This page contains 3 LDM experiments to evaluate the potential of LDM for speech classification.
Setup:
1) 13 dimensional Y[] and 20-dimensional X[]
2) features: 12MFCC + Energy
Experiment steps:
(1) train LDM using speaker [sap], use another speaker [mc] to test.
(2) train LDM using 5 speakers [cm], [if], [mp], [sap], [sp], use another speaker [mc] to test.
(3) train LDM using 5 speakers [cm], [if], [mp], [sap], [sp], use one of the speakers [sap] to test.
train using speaker [sap], test using speaker [mc]
- It failed to recognize three vowels (/aa/, /ae/, /eh/) and two nasals (/m/, /n/). However, the likelihood values of /m/ and /n/ are now in reasonable range (Previous experiment gave very bad likelihood values for /m/ and /n/ was because model parameters disorder during training).
- It succeeded to classify three fricatives (/f/, /sh/, /z/). LDM shows great potential for fricative classification.
- Correction Rate is 3/8 or 37.5%, it is reasonable because we only train the LDM models using one speaker.
train LDM using 5 speakers [cm], [if], [mp], [sap], [sp], use another speaker [mc] to test.
- After adding 4 speakers to train LDM, we can see obvious performance enhancement (much closer to diagonal comparing to the first experiment) from the confusion matrix colormap.
- For vowels, it succeeded to calssify /aa/. For /ae/, it confused with /m/ and /n/ but the likelihood values are close. For /eh/, it confused with /ae/ but the likelihood values are fairly close.
- For nasal /m/, it confused with /n/ but the likelihood values are very close.
- It succeeded to classify three fricatives (/f/, /sh/, /z/).
- Correction Rate is 4/8 or 50%. The rate is not good but we have seen the performance progress and good trend of result as we increase training dataset. We could expect a fairly better performance if we increase the training dataset to be sufficiently large.
train LDM using 5 speakers [cm], [if], [mp], [sap], [sp], use one of the speakers [sap] to test.

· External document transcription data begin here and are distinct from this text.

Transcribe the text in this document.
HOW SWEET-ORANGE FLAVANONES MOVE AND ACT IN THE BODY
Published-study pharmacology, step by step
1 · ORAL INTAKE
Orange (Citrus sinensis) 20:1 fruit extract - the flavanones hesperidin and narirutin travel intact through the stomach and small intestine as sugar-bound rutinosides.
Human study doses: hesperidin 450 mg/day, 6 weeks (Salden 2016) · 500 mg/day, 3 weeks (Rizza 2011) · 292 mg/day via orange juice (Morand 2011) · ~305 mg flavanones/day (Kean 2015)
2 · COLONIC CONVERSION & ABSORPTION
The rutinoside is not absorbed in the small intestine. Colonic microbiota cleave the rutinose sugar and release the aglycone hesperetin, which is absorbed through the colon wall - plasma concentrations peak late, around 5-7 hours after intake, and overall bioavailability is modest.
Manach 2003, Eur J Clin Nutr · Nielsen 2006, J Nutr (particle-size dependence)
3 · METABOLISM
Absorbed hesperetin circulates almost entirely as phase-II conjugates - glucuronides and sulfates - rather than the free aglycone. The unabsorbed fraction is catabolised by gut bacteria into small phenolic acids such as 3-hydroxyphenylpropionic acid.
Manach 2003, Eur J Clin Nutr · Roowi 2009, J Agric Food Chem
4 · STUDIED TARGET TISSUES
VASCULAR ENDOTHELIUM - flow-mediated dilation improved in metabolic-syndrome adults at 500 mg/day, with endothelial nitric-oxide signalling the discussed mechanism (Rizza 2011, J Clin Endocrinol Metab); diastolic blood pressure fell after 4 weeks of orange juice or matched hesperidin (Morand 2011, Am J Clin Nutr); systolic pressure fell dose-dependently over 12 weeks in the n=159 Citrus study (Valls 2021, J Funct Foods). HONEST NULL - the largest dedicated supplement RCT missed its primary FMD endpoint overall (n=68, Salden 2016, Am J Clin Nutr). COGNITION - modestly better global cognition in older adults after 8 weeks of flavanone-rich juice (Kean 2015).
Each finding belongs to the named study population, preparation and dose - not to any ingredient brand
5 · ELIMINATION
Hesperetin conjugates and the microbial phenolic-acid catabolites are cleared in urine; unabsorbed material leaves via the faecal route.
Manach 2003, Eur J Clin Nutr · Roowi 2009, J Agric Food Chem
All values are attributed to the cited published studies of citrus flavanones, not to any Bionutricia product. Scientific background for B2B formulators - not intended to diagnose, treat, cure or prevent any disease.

- In this experiment, the test phones have been involved in the training so we got good performance. It almost succeeded to recognize all the phones (Except /n/ confused to /m/). The confusion matrix colormap is close to diagnal.
- Correction Rate is 7/8 or 87.5%.
- If our training dataset is sufficiently large and the test speaker is correlated to training speakers, we could expect LDM to provide very good performance.
--
July 08, 2007 by Tao.